Les gens ne pensaient pas que tous les poulets étaient avariés. Ils pensaient que le problème ne concernait qu’une partie d’entre eux et que certains pouvaient sûrement être consommés. Cela dit, il existe probablement aussi des personnes sans scrupules qui voulaient les vendre, peu importe leur qualité. Quoi qu’il en soit, on ne peut pas en vouloir aux gens d’avoir cherché à récupérer ces poulets. Ils l’ont fait uniquement car ils sont très pauvres…

Dans un communiqué publié le jour-même (voir ci-dessous), le ministère de la santé a appelé la population à ne pas manger et à ne pas vendre les poulets avariés. Il a indiqué craindre des intoxications alimentaires et le développement de maladies – telles que la diarrhée, le choléra et l’helminthiase (un terme désignant les maladies parasitaires) – précisant que les poulets avaient été enterrés au milieu de la boue, de déchets humains, animaux et industriels et d’ordures domestiques.

Selon Victor Lansana Koroma, les responsabilités seraient partagées dans cette affaire :

Nous souhaitons que le gouvernement enquête pour savoir qui est la personne ayant importé ces poulets, afin de l’arrêter.

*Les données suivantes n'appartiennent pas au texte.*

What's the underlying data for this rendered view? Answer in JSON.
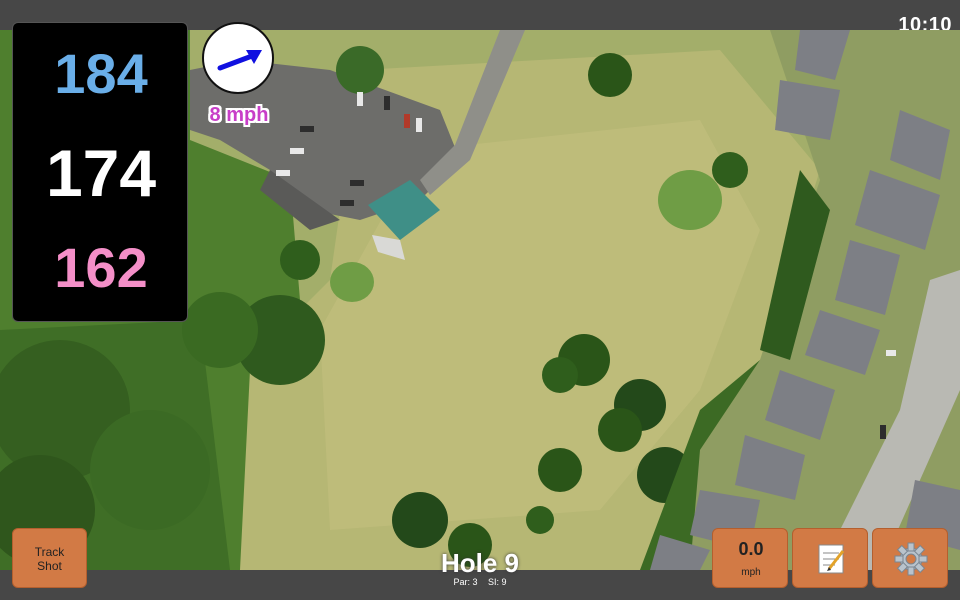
{
  "status": {
    "time": "10:10"
  },
  "distances": {
    "back": "184",
    "middle": "174",
    "front": "162"
  },
  "wind": {
    "speed_label": "8 mph",
    "direction_icon": "arrow-icon",
    "arrow_color": "#1010e0"
  },
  "buttons": {
    "track_shot": "Track Shot",
    "speed_value": "0.0",
    "speed_unit": "mph",
    "notes_icon": "notepad-icon",
    "settings_icon": "gear-icon"
  },
  "hole": {
    "title": "Hole 9",
    "par": "Par: 3",
    "si": "SI: 9"
  },
  "colors": {
    "back": "#6aaee8",
    "middle": "#ffffff",
    "front": "#f48fc8",
    "button": "#d27a45"
  }
}
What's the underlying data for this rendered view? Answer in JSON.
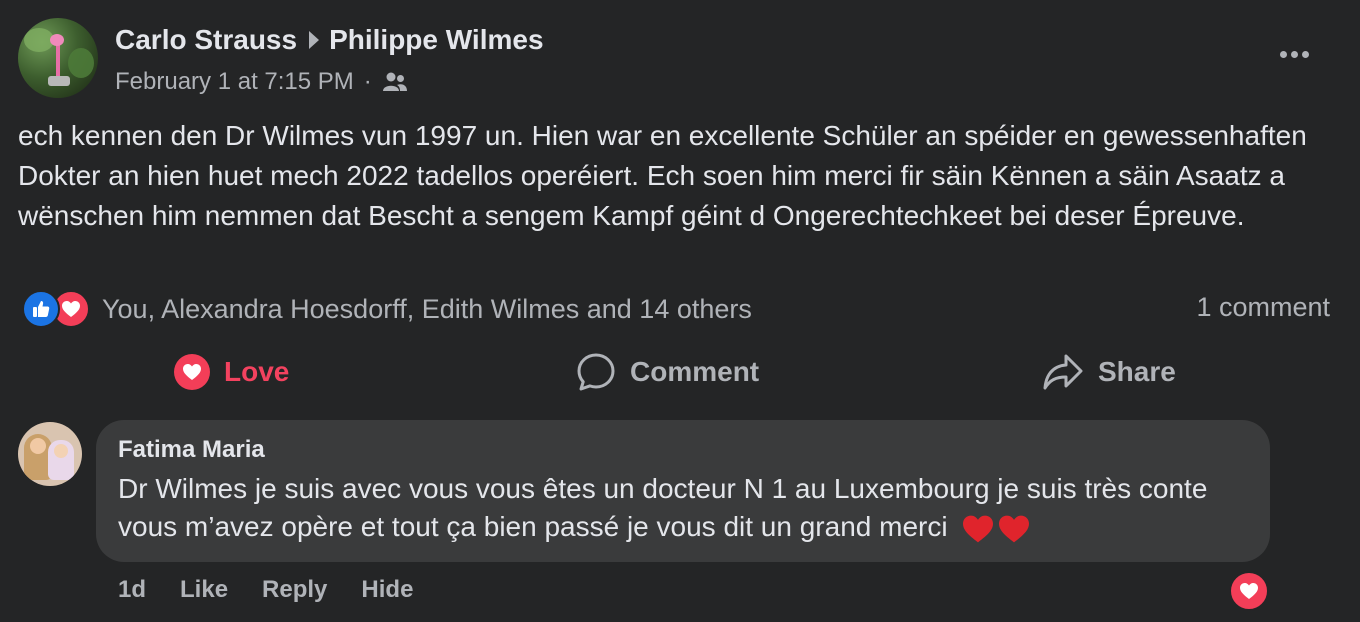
{
  "post": {
    "author": "Carlo Strauss",
    "recipient": "Philippe Wilmes",
    "timestamp": "February 1 at 7:15 PM",
    "separator": "·",
    "audience_icon": "friends-icon",
    "text": "ech kennen den Dr Wilmes vun 1997 un. Hien war en excellente Schüler an spéider en gewessenhaften Dokter an hien huet mech 2022 tadellos operéiert. Ech soen him merci fir säin Kënnen a säin Asaatz a wënschen him nemmen dat Bescht a sengem Kampf géint d Ongerechtechkeet bei deser Épreuve."
  },
  "reactions": {
    "types": [
      "like",
      "love"
    ],
    "summary": "You, Alexandra Hoesdorff, Edith Wilmes and 14 others",
    "comment_count": "1 comment"
  },
  "actions": {
    "love": "Love",
    "comment": "Comment",
    "share": "Share"
  },
  "comment": {
    "author": "Fatima Maria",
    "text": "Dr Wilmes je suis avec vous vous êtes un docteur N 1 au Luxembourg je suis très conte vous m’avez opère et tout ça bien passé je vous dit un grand merci",
    "emoji": "❤️❤️",
    "age": "1d",
    "like": "Like",
    "reply": "Reply",
    "hide": "Hide",
    "reaction": "love"
  },
  "colors": {
    "background": "#242526",
    "bubble": "#3a3b3c",
    "text_primary": "#e4e6eb",
    "text_secondary": "#b0b3b8",
    "like_blue": "#1b74e4",
    "love_red": "#f33e58"
  }
}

Apparemment, les poulets n’étaient pas avariés quand ils ont été achetés au Brésil. C’est ensuite qu’ils auraient commencé à pourrir, peut-être durant le trajet. En tout cas, lorsque les containeurs dans lesquels ils se trouvaient ont été ouverts, deux d’entre eux n’étaient plus réfrigérés. Or, il y avait des milliers de poulets dans chaque containeur.

Depuis Ebola, je pense que le gouvernement fait attention à ce qu’il n’y ait pas de nouvelle épidémie. Mais je pense qu’il n’aurait jamais dû communiquer autour du fait que les poulets allaient être enterrés dans cette décharge. Ils auraient dû le faire de façon plus discrète, durant la nuit, dans un autre endroit, et utiliser des machines qui fonctionnent, pour éviter ce qui s’est produit vendredi dernier.

À 0'28'', on voit une femme transporter des poulets dans un seau. Vidéo postée sur
Facebook par Bakarr King Conteh.

La Sierra Leone, qui compte 6,3 millions d’habitants, est l’un des pays les plus pauvres au monde. Plus de 60 % de la population vit avec moins de 1,25$ par jour, selon le Programme des Nations unies pour le développement. Récemment, le pays a été durement touché par Ebola, qui a fait 3500 morts environ selon l’Organisation mondiale de la santé. L’épidémie a pris fin le 17 mars dernier.

Vue générale de la décharge. Photo de Amad (pseudonyme).